Mixed Martial Arts

Perlukah DPR bangun gedung perpustakaan terbesar di Asia Tenggara?

Sakinah Ummu Haniy, Santi Dewi

This is AI generated summarization, which may have errors. For context, always refer to the full article.

Perlukah DPR bangun gedung perpustakaan terbesar di Asia Tenggara?

EPA

Pengamat menilai ketimbang menghabiskan dana untuk membangun gedung perpustakaan terbesar di Asia Tenggara, lebih baik dana tersebut dipakai untuk meningkatkan minat baca warga Indonesia.

JAKARTA, Indonesia – Dewan Perwakilan Rakyat (DPR) berencana membangun gedung perpustakaan terbesar di kawasan Asia Tenggara. Ide itu pertama kali disampaikan oleh sekelompok budayawan pada Selasa, 22 Maret, dengan mendatangi gedung parlemen dan bertemu dengan Ketua DPR Ade Komarudin dan Wakil Ketua Fahri Hamzah.

Salah satu pengusung ide, novelis ternama Ayu Utami, mengatakan usul gedung perpustakaan terbesar itu merupakan bagian dari uneg-uneg karena sulitnya menumbuhkan minat dan daya tarik pejabat di daerah terhadap perpustakaan.
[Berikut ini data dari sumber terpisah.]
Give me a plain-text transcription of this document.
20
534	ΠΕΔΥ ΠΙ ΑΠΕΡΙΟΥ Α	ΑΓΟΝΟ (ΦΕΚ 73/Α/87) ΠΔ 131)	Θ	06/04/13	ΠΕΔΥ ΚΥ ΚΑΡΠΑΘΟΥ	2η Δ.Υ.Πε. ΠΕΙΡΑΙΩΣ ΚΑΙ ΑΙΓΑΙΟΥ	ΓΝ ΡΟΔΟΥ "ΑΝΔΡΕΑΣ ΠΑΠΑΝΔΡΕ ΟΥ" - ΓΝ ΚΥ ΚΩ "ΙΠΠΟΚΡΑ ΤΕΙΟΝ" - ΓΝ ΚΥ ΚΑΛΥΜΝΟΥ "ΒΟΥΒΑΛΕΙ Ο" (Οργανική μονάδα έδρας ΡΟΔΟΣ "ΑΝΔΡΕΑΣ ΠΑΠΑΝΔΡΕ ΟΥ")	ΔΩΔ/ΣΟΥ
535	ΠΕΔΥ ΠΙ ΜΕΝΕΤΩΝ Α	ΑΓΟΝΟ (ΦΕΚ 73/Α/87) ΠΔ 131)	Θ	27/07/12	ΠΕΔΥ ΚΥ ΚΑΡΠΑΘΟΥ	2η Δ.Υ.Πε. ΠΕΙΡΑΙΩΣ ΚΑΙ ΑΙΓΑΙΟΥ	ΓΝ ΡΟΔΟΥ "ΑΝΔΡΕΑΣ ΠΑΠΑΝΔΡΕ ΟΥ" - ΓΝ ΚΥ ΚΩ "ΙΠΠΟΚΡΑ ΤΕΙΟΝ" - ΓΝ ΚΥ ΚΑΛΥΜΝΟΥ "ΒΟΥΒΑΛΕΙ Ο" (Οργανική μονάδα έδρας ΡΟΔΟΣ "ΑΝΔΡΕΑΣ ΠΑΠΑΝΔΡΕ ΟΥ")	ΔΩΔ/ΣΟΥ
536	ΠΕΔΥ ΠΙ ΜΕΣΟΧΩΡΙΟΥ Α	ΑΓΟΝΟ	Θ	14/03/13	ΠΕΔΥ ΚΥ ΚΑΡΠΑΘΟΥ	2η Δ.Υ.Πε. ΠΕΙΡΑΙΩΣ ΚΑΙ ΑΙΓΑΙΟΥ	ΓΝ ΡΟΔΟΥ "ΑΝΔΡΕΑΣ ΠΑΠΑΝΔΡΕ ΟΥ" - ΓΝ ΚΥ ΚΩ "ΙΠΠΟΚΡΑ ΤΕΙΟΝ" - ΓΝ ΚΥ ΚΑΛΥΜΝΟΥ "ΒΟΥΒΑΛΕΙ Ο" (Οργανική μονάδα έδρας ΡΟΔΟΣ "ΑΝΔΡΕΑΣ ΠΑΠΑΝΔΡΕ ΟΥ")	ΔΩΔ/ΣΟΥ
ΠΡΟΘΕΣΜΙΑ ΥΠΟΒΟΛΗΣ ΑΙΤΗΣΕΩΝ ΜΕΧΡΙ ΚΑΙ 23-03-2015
“Saya dan beberapa rekan seperti Nirwan A. Arsuka, kerap kesulitan jika menyelenggarakan festival sastra atau kegiatan perpustakaan di daerah-daerah. Tidak ada perhatian dari pejabat dan media massa di daerah,” kata Ayu ketika dihubungi Rappler melalui telepon pada Senin, 28 Maret.

Dia merasa perlu ada satu kegiatan yang bersifat simbolis dan cukup mercusuar sehingga bisa meningkatkan minat baca. Di sisi lain, dia dan rekan budayawan lainnya mendengar DPR ingin membangun gedung baru.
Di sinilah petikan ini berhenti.